Vindication for the Chinese character system?

The Chinese writing system, with its tens of thousands of characters, is not easy to learn, to say the least. Unlike with nearly every other written language on earth, every character (and most words only contain one or two characters) must be learned individually, and having an excellent knowledge of the language does not mean you will know how to pronounce an obscure word. Literacy rates fluctuate more with age than in other countries, since you have to continuously read in order to be able to read, and continuously write (not just read!) to know how to write. In the era of keyboard-based input, this has created an even bigger handicap for the Chinese writing system: since characters are usually inputted using pinyin, people who type a lot begin to lose the ability to write. Jennifer 8. Lee (8?) of the NYT and Victor H. Mair at UPenn have documented this trend. Prof. Mair sums the dilemma that the Chinese language has with keyboard-based input systems as such:

Such competitors (computers, BlackBerries, and so on) pose far less of a threat to alphabetic scripts than to the characters for the following reasons:
  1. Alphabetic scripts require a far smaller initial investment and a fraction of the effort for maintenance.
  2. Many of the electronic devices mentioned above actually reinforce or improve writing in alphabetical scripts (spell checkers, grammar checkers, and so on [e-mail style, of course, is another matter altogether] — there are no comparable tools for Chinese).
  3. When one forgets how to write a character, one is usually stymied for that particular morpheme, whereas misspelling a word generally presents no obstacle to expression or understanding.

That was written in early 2007, before the era of the iPhone, so the author used BackBerry instead of iPhone.

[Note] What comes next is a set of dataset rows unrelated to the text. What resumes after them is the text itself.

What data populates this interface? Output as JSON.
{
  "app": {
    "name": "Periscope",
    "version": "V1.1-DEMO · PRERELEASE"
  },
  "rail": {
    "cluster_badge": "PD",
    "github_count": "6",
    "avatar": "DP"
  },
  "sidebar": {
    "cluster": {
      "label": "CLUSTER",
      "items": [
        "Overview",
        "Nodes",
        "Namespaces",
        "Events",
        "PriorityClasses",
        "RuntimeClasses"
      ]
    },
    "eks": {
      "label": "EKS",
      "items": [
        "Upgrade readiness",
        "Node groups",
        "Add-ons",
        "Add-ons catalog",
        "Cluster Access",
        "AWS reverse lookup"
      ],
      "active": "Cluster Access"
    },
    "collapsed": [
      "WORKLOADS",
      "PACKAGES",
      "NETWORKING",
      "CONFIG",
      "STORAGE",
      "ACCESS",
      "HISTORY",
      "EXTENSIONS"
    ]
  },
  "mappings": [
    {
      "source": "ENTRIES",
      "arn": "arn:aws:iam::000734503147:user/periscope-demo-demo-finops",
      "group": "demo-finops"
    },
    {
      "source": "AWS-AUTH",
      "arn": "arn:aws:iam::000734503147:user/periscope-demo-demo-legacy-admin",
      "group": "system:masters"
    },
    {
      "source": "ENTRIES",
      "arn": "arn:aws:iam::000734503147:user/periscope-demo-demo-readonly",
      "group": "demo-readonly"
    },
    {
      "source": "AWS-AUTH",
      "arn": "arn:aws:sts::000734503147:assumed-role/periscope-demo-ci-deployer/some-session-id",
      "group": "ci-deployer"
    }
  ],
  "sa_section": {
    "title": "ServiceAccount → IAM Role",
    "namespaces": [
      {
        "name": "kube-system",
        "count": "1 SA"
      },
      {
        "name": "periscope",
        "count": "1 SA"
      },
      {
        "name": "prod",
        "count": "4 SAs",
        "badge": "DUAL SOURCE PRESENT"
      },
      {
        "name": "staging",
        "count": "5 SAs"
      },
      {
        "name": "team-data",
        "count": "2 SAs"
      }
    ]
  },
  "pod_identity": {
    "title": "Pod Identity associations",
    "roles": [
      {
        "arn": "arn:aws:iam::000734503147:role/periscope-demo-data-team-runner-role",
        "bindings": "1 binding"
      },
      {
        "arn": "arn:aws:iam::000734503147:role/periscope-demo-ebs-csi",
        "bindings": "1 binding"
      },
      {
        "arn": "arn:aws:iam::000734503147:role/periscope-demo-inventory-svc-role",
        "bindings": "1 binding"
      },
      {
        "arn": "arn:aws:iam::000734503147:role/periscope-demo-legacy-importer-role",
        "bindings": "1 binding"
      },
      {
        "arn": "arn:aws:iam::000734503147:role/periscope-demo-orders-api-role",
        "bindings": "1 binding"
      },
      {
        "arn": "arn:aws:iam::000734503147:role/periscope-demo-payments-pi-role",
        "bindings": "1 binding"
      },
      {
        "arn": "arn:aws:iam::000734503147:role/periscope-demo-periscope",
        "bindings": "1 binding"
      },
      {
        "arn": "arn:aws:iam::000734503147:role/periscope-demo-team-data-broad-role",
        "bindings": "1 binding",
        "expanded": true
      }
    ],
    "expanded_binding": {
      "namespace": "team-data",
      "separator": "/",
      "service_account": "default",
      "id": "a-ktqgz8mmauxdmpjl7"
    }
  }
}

Though the English-language iPhone still utilizes a keyboard, the keyboard is virtual, and the input system is a touch-screen. This is a lot more amenable to inputting Chinese characters in, and Apple itself has slipped Chinese character support into a beta version of its iPhone OS. But unlike most computers which use pinyin or some other input system which doesn't rely on the shape of the characters, the iPhone version allows users to draw the characters onto the screen. Apple also has a few patents (like this one) on touchscreen devices, and some analysts predict that Apple will create a "sprawling mega-platform" around the technology.

If this indeed does catch on, and writing in characters isn't already a lost cause, could touchscreen technology be the savior of the Chinese character system?